Addressing work-related ill health often means looking closely at how work is organised. Poorly designed workstations can contribute to musculoskeletal disorders. Excessive workload, lack of support, or badly managed change can increase stress. Exposure to dusts, fumes, chemicals, and noise can cause lasting physical harm. In some sectors, shift work and long hours can introduce fatigue risks that affect both health and safety. These are not isolated issues. They are management issues, and they require practical controls, better planning, and stronger day-to-day leadership.

HSE’s approach is also collaborative. Reducing work-related ill health is not something that regulators can achieve alone. It depends on employers, managers, workers, trade unions, and other stakeholders sharing responsibility for identifying problems early and putting sensible measures in place. This includes better risk assessments, stronger communication, clearer reporting routes, and a workplace culture where health concerns are taken seriously rather than dismissed.

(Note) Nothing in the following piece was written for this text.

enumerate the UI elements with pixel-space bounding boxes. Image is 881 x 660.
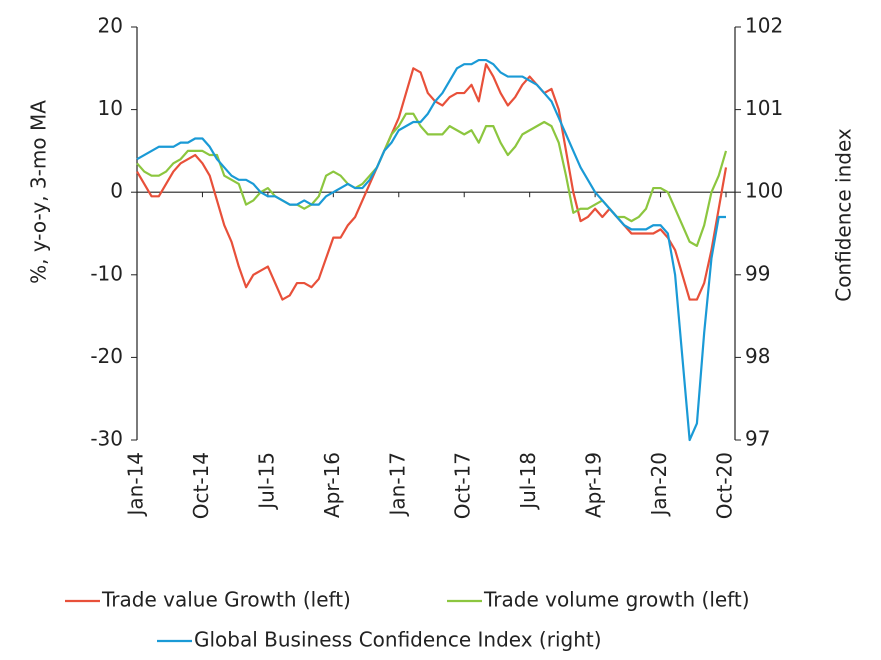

The benefits of getting this right are significant. Healthier workers are more likely to stay engaged, productive, and resilient. Businesses can reduce absence, improve morale, and avoid the financial and operational costs that come with long-term sickness. There is also a wider social benefit. Preventing ill health at work reduces pressure on healthcare services and helps create fairer, healthier working lives for people across different sectors and backgrounds. HSE itself stresses the human and financial cost of failing to address workplace health risks.

HSE’s drive to reduce work-related ill health reflects a major shift in how workplace safety is understood. It is no longer enough to focus only on accidents and immediate injuries. Employers must also tackle the quieter, longer-term risks that can seriously damage people’s physical and mental wellbeing. With 1.9 million workers affected in 2024/25, the scale of the issue is clear. The challenge now is turning awareness into action and making healthier work a reality across Great Britain.